Corona is continuing its efforts to raise awareness of plastic pollution with a giant installation for World Oceans Day.
In a global campaign conceived by Wieden+Kennedy Portland, the AB InBev brand created a giant letter, made from plastic collected from the Mexican coastline, on a beach on Mexico's Yucatan peninsula. The letter is headlined "Imagine a world free of plastic" and the copy goes on to explain that "we need plastic gone from beaches like this one and businesses like ours."
The beach letter, which is being promoted in a short film created via W+K, was cleaned up directly after production with a local recycling partner. As an extension of the main installation, other Corona markets around the world including Brazil, Chile, Germany, Italy, the Dominican Republic, Puerto Rico and the Canary Islands are translating the letter’s headline into their regional languages in local activations also made of cleaned up beach plastic.
"What’s important to note is that the plastic we recovered is not local to Mexico.
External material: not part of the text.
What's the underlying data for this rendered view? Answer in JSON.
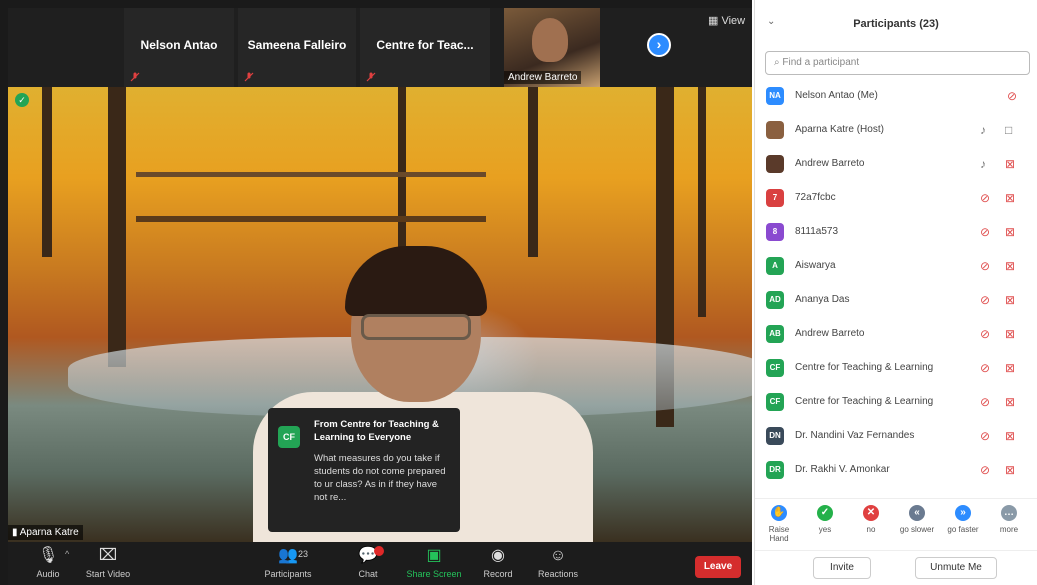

It’s plastic that comes from all over the world and ends up on beaches everywhere through ocean currents,” said Mercedes Guzman, founder of Lamerced, Corona’s beach clean up and recycling partner for the Mexico plastic letter, in a statement. “Although our work in the field is very difficult, it’s fulfilling to send the message that even though it’s not my plastic, it’s my shared world to protect.”
Another spot in the campaign, "77 Earths," emphasizes the brand's net-zero plastic footprint. It juxtaposes footage of people enjoying beaches and sharing bottles of Corona with images of plastic pollution, and says, "If there were 77 Earths, we could let plastic suffocate whole oceans."
As well as long and short form cuts of the film, the campaign also includes out-of-home, social and digital efforts. In some markets, including Brazil, Chile and Guatemala, for every Corona bottle purchased the brand will recycle the equivalent of one plastic bottle.
The campaign comes as Corona continues to win awards and plaudits for its "Plastic Fishing Tournament" campaign via We Believers, including Ad Age's Creativity Award for Best Work for Good.